6-Deoxy-7-ethoxy-4-oxo-1H-quinoline-3-carboxylic acid ethyl ester (decoquinate (DQ))

The anti-malarial activities of this long used anti-coccidial drug were recently discovered during screening conducted against the liver stages of P. falciparum. In vitro, decoquinate (DQ) (28, Figure 7) is potent against the liver (IC50 2.6 nM), blood (IC50 10 nM), and sexual (IC50 36 nM) stages of the malaria parasite. It reportedly targets the bc 1 complex of P. falciparum and shows no cross-resistance with atovaquone [45, 46].

According to the results of the above studies, it is apparent that DQ meets the MMV requirements for the next generation drugs needed for malaria eradication [15]. Despite demonstrating good anti-malarial activity, DQ has the major liability of poor aqueous solubility. It also undergoes facile metabolism to the free carboxylic acid. However, DQ is a very cheap compound and is readily available.

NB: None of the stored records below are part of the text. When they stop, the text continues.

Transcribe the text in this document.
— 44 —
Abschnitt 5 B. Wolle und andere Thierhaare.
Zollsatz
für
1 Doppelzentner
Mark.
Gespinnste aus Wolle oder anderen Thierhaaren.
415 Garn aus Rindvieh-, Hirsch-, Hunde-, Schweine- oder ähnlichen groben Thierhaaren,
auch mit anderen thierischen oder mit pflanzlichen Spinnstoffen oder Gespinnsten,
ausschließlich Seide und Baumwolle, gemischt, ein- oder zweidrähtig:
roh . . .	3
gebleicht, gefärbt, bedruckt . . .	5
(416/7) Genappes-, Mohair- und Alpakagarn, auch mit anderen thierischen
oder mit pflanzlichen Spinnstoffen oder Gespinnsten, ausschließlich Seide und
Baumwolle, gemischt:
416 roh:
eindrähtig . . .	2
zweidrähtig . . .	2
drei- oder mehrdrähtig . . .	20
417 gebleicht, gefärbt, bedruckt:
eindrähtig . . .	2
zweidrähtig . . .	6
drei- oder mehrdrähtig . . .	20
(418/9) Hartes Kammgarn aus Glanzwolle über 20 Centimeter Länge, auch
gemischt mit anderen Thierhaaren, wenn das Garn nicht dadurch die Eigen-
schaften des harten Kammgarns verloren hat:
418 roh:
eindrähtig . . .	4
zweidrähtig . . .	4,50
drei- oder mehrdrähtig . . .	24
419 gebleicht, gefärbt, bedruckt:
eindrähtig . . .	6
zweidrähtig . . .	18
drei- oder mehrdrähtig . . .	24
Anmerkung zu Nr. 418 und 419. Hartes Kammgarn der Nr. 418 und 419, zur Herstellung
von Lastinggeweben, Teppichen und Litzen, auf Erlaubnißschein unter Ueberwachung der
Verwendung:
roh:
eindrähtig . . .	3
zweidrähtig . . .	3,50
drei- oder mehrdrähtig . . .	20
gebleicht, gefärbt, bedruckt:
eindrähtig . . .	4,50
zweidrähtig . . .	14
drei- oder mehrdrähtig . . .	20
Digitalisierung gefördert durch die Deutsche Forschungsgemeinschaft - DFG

Thus, it is apparent that new derivatives of DQ can be prepared through reducing the lipophilicity, enhancing both the solubility and metabolic stability by replacing the ester group by appropriate amide groups.The important features of each compound are summarized in Figure 8.

Figure 8
figure 8

All structures, and their potencies.

Conclusion

The quinolone nucleus is a chemotype common to classes of chemotherapeutic agents including antibiotic, anti-viral and anti-cancer drugs. More recent research on the anti-malarial activities of quinolones indicates that such compounds are relatively potent against the blood, liver and transmission stages of the malarial parasite and act on one or more targets of the parasite. These findings overall indicate the importance of the quinolone nucleus in the development of drugs aimed at eradicating malaria. Nevertheless, more research is required in order to address the specific difficulties associated with quinolone lead compounds, including those of relatively poor aqueous solubility and metabolic instability.